The Credit Mines (Contexts, 2010). A book review of Our Lot: How Real Estate Came to Own Us, by Alyssa Katz and Collateral Damaged: The Marketing of Consumer Debt to America, by Charles R. Geisst.
The Federal Credit Database. *A grant from the Institute of New Economic Thinking has funded data collection for a new longitudinal database of credit programs from 1916 to today. This data will allow for a more detailed and comprehensive study of the scope and development of the US federal government’s use of credit as a policy tool, both domestically and internationally.

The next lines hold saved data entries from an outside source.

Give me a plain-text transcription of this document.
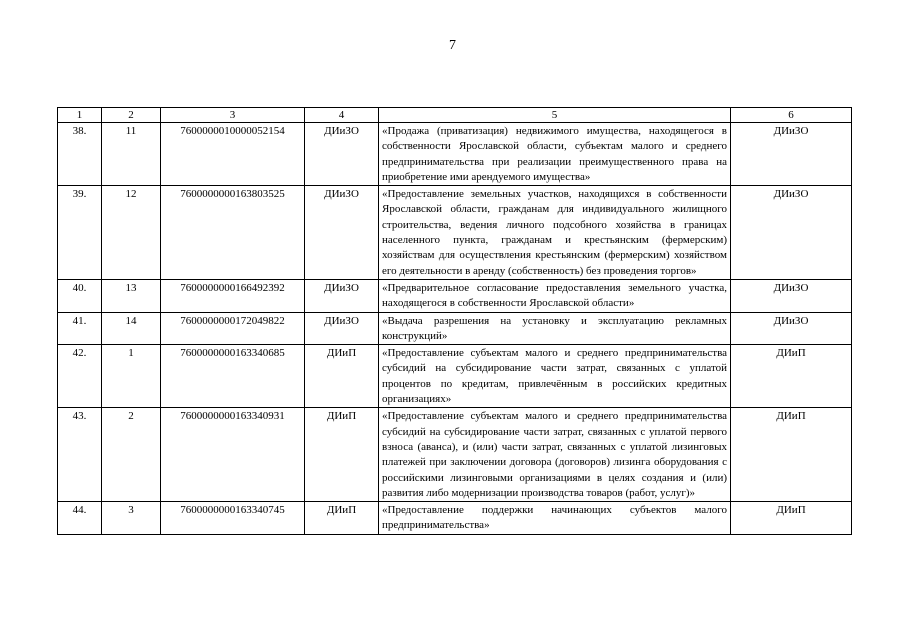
7
1	2	3	4	5	6
38.	11	7600000010000052154	ДИиЗО	«Продажа (приватизация) недвижимого имущества, находящегося в собственности Ярославской области, субъектам малого и среднего предпринимательства при реализации преимущественного права на приобретение ими арендуемого имущества»	ДИиЗО
39.	12	7600000000163803525	ДИиЗО	«Предоставление земельных участков, находящихся в собственности Ярославской области, гражданам для индивидуального жилищного строительства, ведения личного подсобного хозяйства в границах населенного пункта, гражданам и крестьянским (фермерским) хозяйствам для осуществления крестьянским (фермерским) хозяйством его деятельности в аренду (собственность) без проведения торгов»	ДИиЗО
40.	13	7600000000166492392	ДИиЗО	«Предварительное согласование предоставления земельного участка, находящегося в собственности Ярославской области»	ДИиЗО
41.	14	7600000000172049822	ДИиЗО	«Выдача разрешения на установку и эксплуатацию рекламных конструкций»	ДИиЗО
42.	1	7600000000163340685	ДИиП	«Предоставление субъектам малого и среднего предпринимательства субсидий на субсидирование части затрат, связанных с уплатой процентов по кредитам, привлечённым в российских кредитных организациях»	ДИиП
43.	2	7600000000163340931	ДИиП	«Предоставление субъектам малого и среднего предпринимательства субсидий на субсидирование части затрат, связанных с уплатой первого взноса (аванса), и (или) части затрат, связанных с уплатой лизинговых платежей при заключении договора (договоров) лизинга оборудования с российскими лизинговыми организациями в целях создания и (или) развития либо модернизации производства товаров (работ, услуг)»	ДИиП
44.	3	7600000000163340745	ДИиП	«Предоставление поддержки начинающих субъектов малого предпринимательства»	ДИиП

This research seeks to explain how government officials design and manage complex or indirect policies, which are frequently implemented through private actors and firms. A series of co-authored papers use case studies to address how they such policies are implemented, and why they are so frequently overlooked.

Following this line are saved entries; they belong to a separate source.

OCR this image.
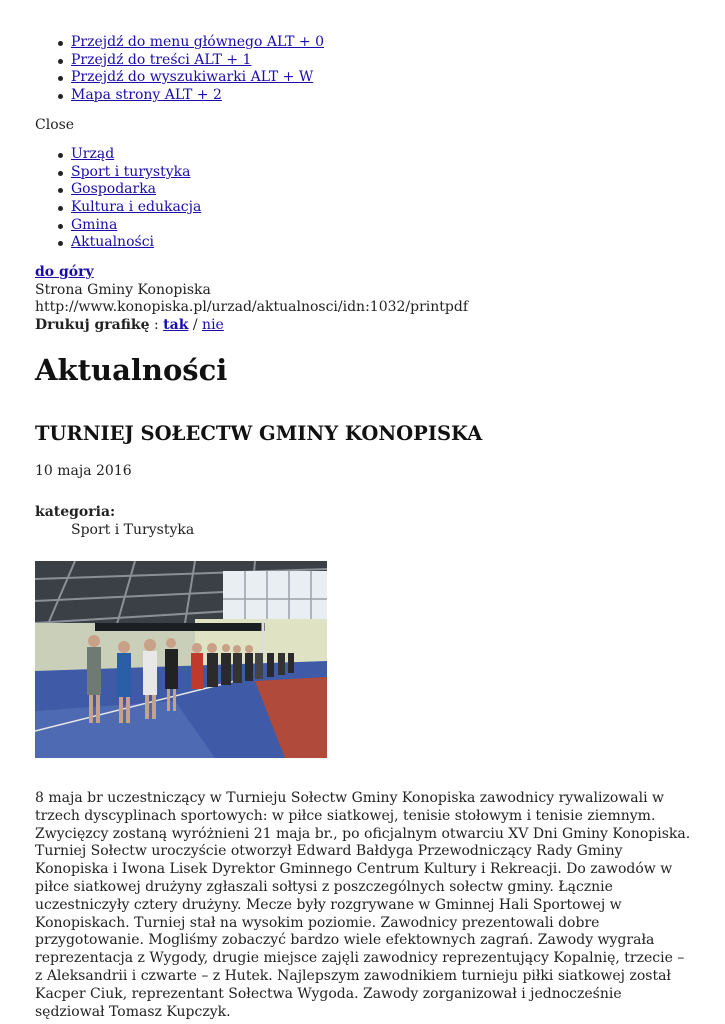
Przejdź do menu głównego ALT + 0
Przejdź do treści ALT + 1
Przejdź do wyszukiwarki ALT + W
Mapa strony ALT + 2
Close
Urząd
Sport i turystyka
Gospodarka
Kultura i edukacja
Gmina
Aktualności
do góry
Strona Gminy Konopiska
http://www.konopiska.pl/urzad/aktualnosci/idn:1032/printpdf
Drukuj grafikę : tak / nie
Aktualności
TURNIEJ SOŁECTW GMINY KONOPISKA
10 maja 2016
kategoria:
Sport i Turystyka

8 maja br uczestniczący w Turnieju Sołectw Gminy Konopiska zawodnicy rywalizowali w trzech dyscyplinach sportowych: w piłce siatkowej, tenisie stołowym i tenisie ziemnym. Zwycięzcy zostaną wyróżnieni 21 maja br., po oficjalnym otwarciu XV Dni Gminy Konopiska. Turniej Sołectw uroczyście otworzył Edward Bałdyga Przewodniczący Rady Gminy Konopiska i Iwona Lisek Dyrektor Gminnego Centrum Kultury i Rekreacji. Do zawodów w piłce siatkowej drużyny zgłaszali sołtysi z poszczególnych sołectw gminy. Łącznie uczestniczyły cztery drużyny. Mecze były rozgrywane w Gminnej Hali Sportowej w Konopiskach. Turniej stał na wysokim poziomie. Zawodnicy prezentowali dobre przygotowanie. Mogliśmy zobaczyć bardzo wiele efektownych zagrań. Zawody wygrała reprezentacja z Wygody, drugie miejsce zajęli zawodnicy reprezentujący Kopalnię, trzecie – z Aleksandrii i czwarte – z Hutek. Najlepszym zawodnikiem turnieju piłki siatkowej został Kacper Ciuk, reprezentant Sołectwa Wygoda. Zawody zorganizował i jednocześnie sędziował Tomasz Kupczyk.
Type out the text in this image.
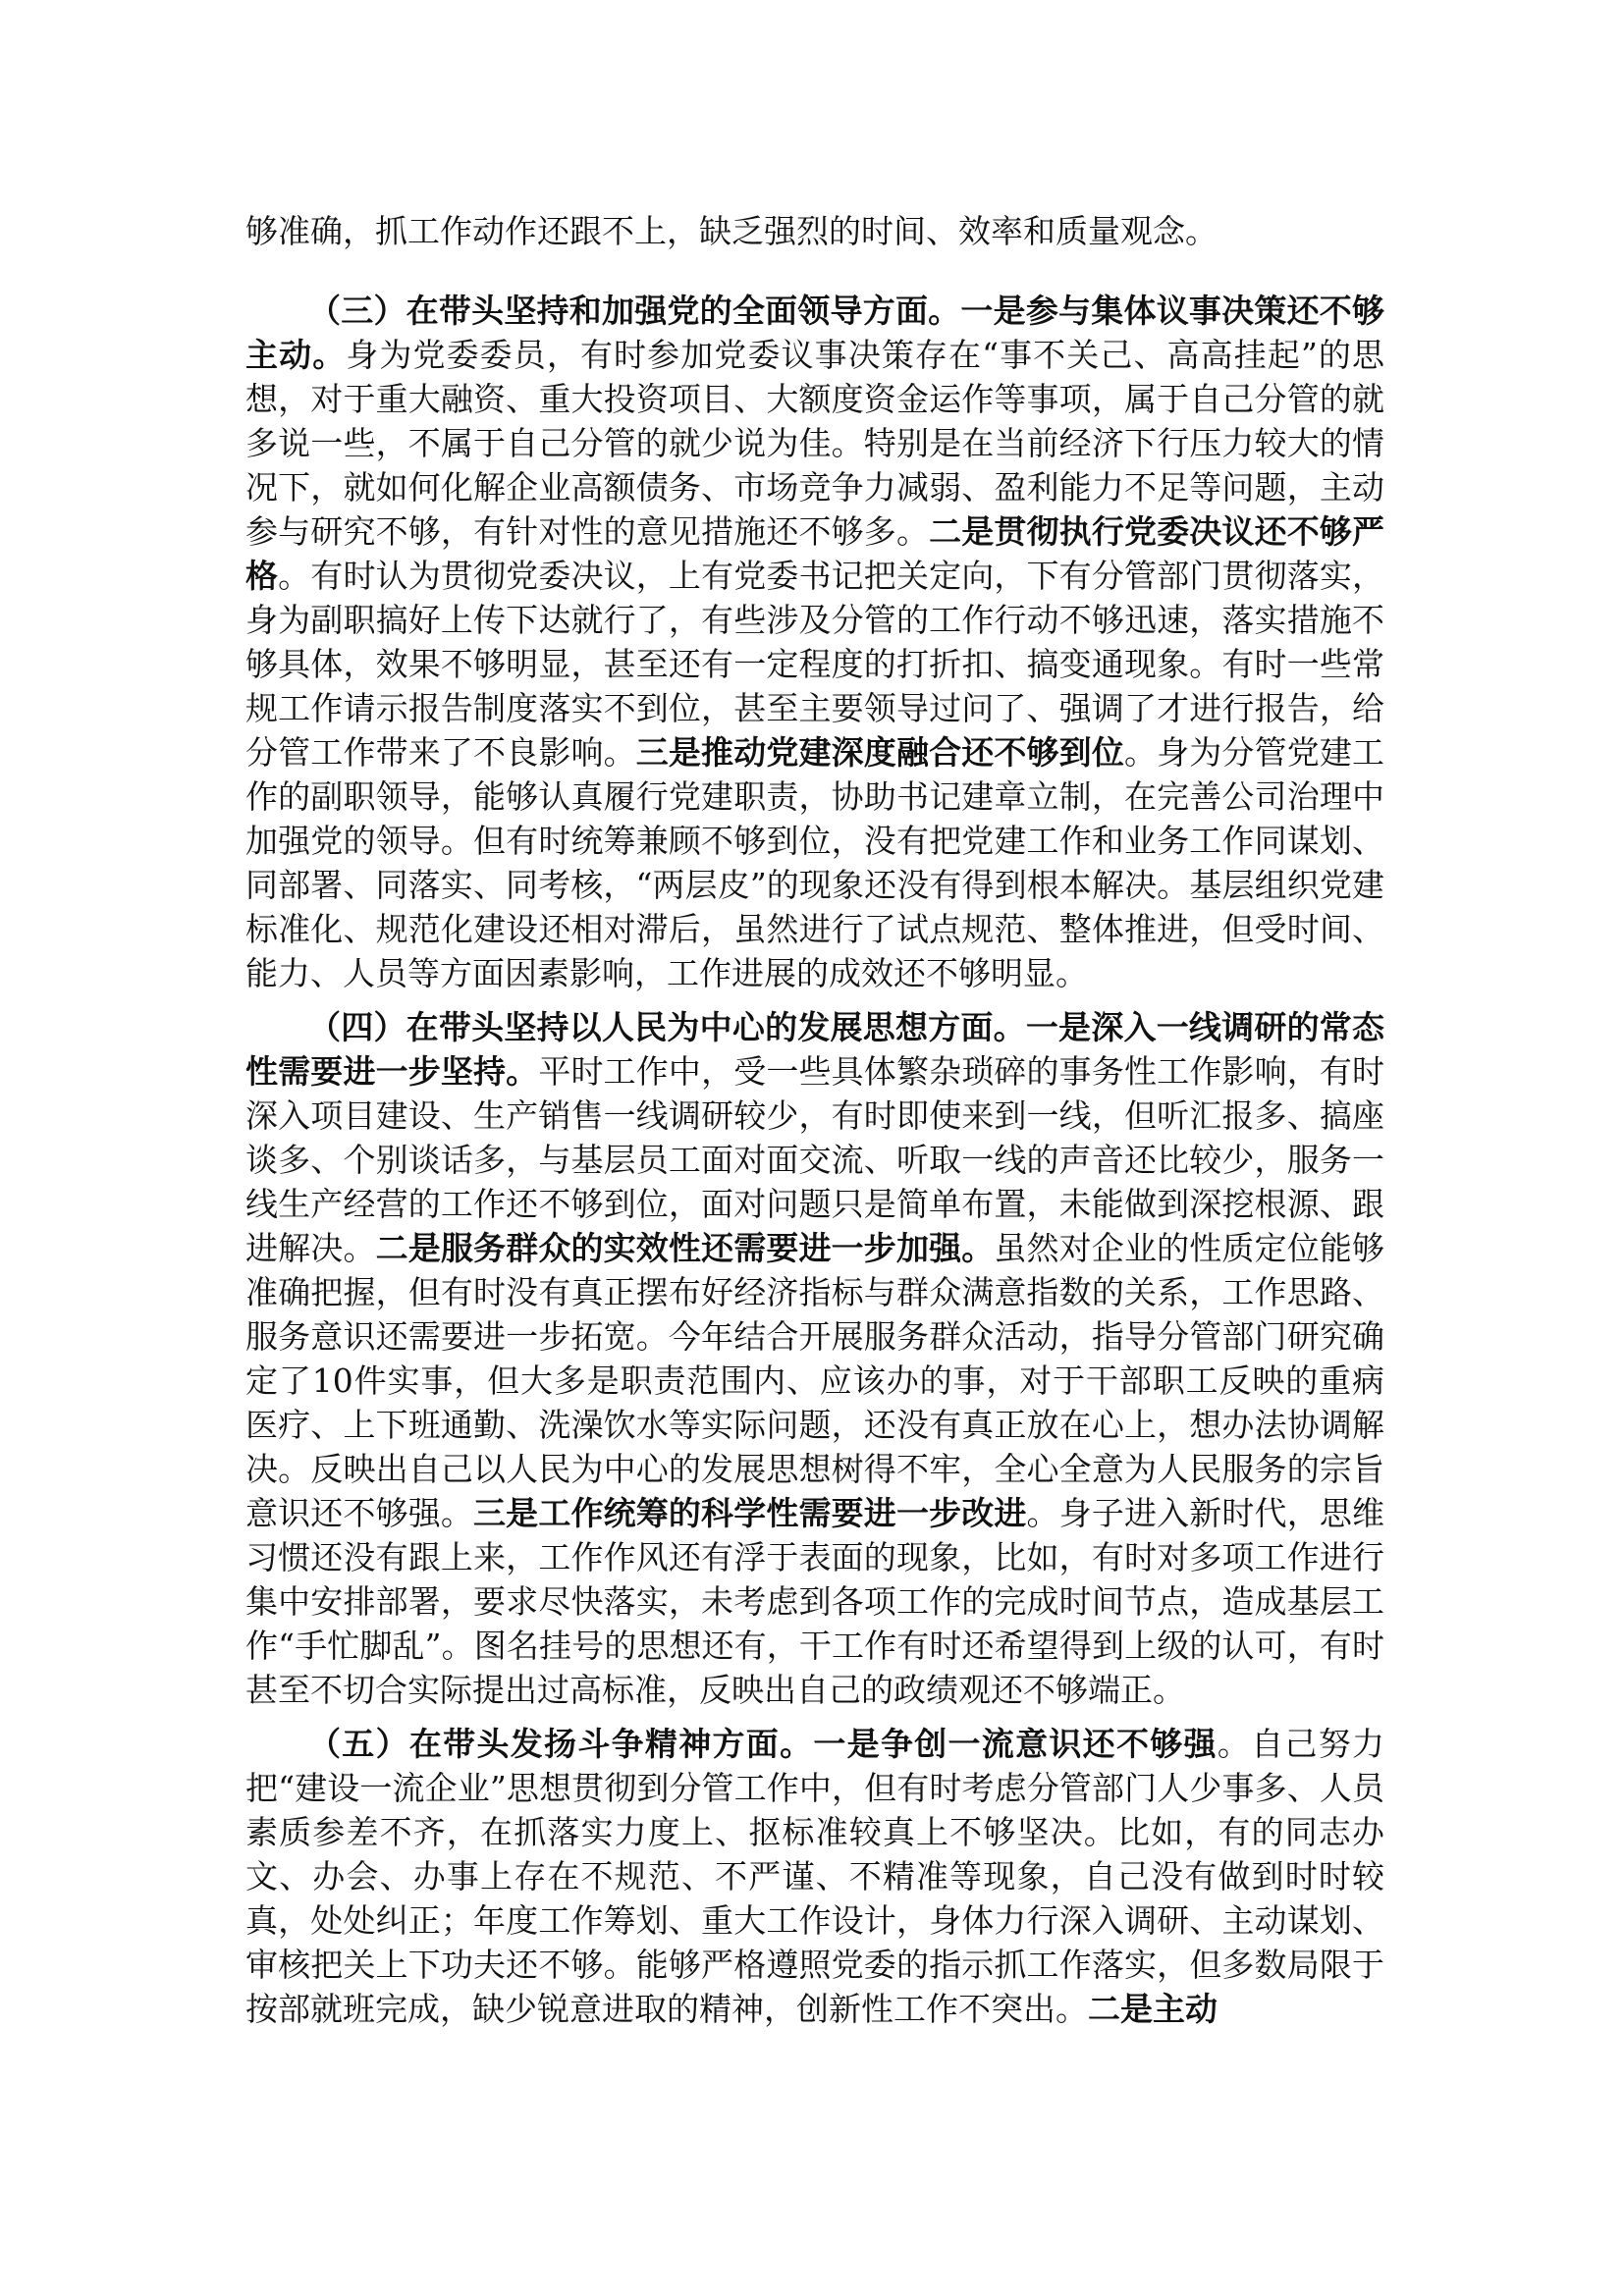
够准确，抓工作动作还跟不上，缺乏强烈的时间、效率和质量观念。

（三）在带头坚持和加强党的全面领导方面。一是参与集体议事决策还不够主动。身为党委委员，有时参加党委议事决策存在“事不关己、高高挂起”的思想，对于重大融资、重大投资项目、大额度资金运作等事项，属于自己分管的就多说一些，不属于自己分管的就少说为佳。特别是在当前经济下行压力较大的情况下，就如何化解企业高额债务、市场竞争力减弱、盈利能力不足等问题，主动参与研究不够，有针对性的意见措施还不够多。二是贯彻执行党委决议还不够严格。有时认为贯彻党委决议，上有党委书记把关定向，下有分管部门贯彻落实，身为副职搞好上传下达就行了，有些涉及分管的工作行动不够迅速，落实措施不够具体，效果不够明显，甚至还有一定程度的打折扣、搞变通现象。有时一些常规工作请示报告制度落实不到位，甚至主要领导过问了、强调了才进行报告，给分管工作带来了不良影响。三是推动党建深度融合还不够到位。身为分管党建工作的副职领导，能够认真履行党建职责，协助书记建章立制，在完善公司治理中加强党的领导。但有时统筹兼顾不够到位，没有把党建工作和业务工作同谋划、同部署、同落实、同考核，“两层皮”的现象还没有得到根本解决。基层组织党建标准化、规范化建设还相对滞后，虽然进行了试点规范、整体推进，但受时间、能力、人员等方面因素影响，工作进展的成效还不够明显。

（四）在带头坚持以人民为中心的发展思想方面。一是深入一线调研的常态性需要进一步坚持。平时工作中，受一些具体繁杂琐碎的事务性工作影响，有时深入项目建设、生产销售一线调研较少，有时即使来到一线，但听汇报多、搞座谈多、个别谈话多，与基层员工面对面交流、听取一线的声音还比较少，服务一线生产经营的工作还不够到位，面对问题只是简单布置，未能做到深挖根源、跟进解决。二是服务群众的实效性还需要进一步加强。虽然对企业的性质定位能够准确把握，但有时没有真正摆布好经济指标与群众满意指数的关系，工作思路、服务意识还需要进一步拓宽。今年结合开展服务群众活动，指导分管部门研究确定了10件实事，但大多是职责范围内、应该办的事，对于干部职工反映的重病医疗、上下班通勤、洗澡饮水等实际问题，还没有真正放在心上，想办法协调解决。反映出自己以人民为中心的发展思想树得不牢，全心全意为人民服务的宗旨意识还不够强。三是工作统筹的科学性需要进一步改进。身子进入新时代，思维习惯还没有跟上来，工作作风还有浮于表面的现象，比如，有时对多项工作进行集中安排部署，要求尽快落实，未考虑到各项工作的完成时间节点，造成基层工作“手忙脚乱”。图名挂号的思想还有，干工作有时还希望得到上级的认可，有时甚至不切合实际提出过高标准，反映出自己的政绩观还不够端正。

（五）在带头发扬斗争精神方面。一是争创一流意识还不够强。自己努力把“建设一流企业”思想贯彻到分管工作中，但有时考虑分管部门人少事多、人员素质参差不齐，在抓落实力度上、抠标准较真上不够坚决。比如，有的同志办文、办会、办事上存在不规范、不严谨、不精准等现象，自己没有做到时时较真，处处纠正；年度工作筹划、重大工作设计，身体力行深入调研、主动谋划、审核把关上下功夫还不够。能够严格遵照党委的指示抓工作落实，但多数局限于按部就班完成，缺少锐意进取的精神，创新性工作不突出。二是主动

Writings on this topic include:
“Defining the State from Within: Boundaries, Schemas, and Associational Policymaking” (with Damon Mayrl). This article in Sociological Theory analyzes an associational educational policy to identify mechanisms that govern how officials classify hybrid programs as appropriately belonging or not belonging to the state.
“Beyond the Hidden American State: Rethinking Government Visibility”(with Damon Mayrl). A chapter in The Many Hands of the State: Theorizing Political Authority and Social Control, edited by Ann Orloff and Kimberly Morgan (Cambridge University Press) that analyzes fights over an associational health policy to show how classification struggles can render complex policies more or less visible.
State Schemas and American Political Life. A book manuscript, authored with Damon Mayrl, that theorizes how various groups perceive and interpret governmental complexity. Select chapters available upon request.
Morality & Classification
Research on the moralization and classification of markets, bodies, and deaths, with the goal of better understanding how culture influences social fields.
The Transformation of Morals in Markets: Death, Benefits, and the Exchange of Life Insurance Policies. (American Journal of Sociology, 2008). This article uses content analysis and interviews to show how position within a field influences morality. Reprinted in The Sociology of Economic Life (Granovetter and Swedberg, eds., Third Edition).
Blue Chip Bodies. (with Lynne Gerber). Shows how moralization of body size varies depending on a person's social position and resources; this is illustrated through a comparison of the work of Oprah Winfrey, Morgan Spurlock, and Pat Robertson.
In progress: "‘It’s not Because of My Mastectomies. It’s Because I’m Fat’: Body Shame Among Terminally Ill Women" (with Sara McClelland and Lynne Gerber). Draft in process. Analysis of interviews of women with terminal breast cancer reveals that modes of gendered domination – aesthetic labor, sizeism, and sexualization – all become distinct sites of loss at the end of life in ways that are mediated by overall configurations of cultural and bodily capital.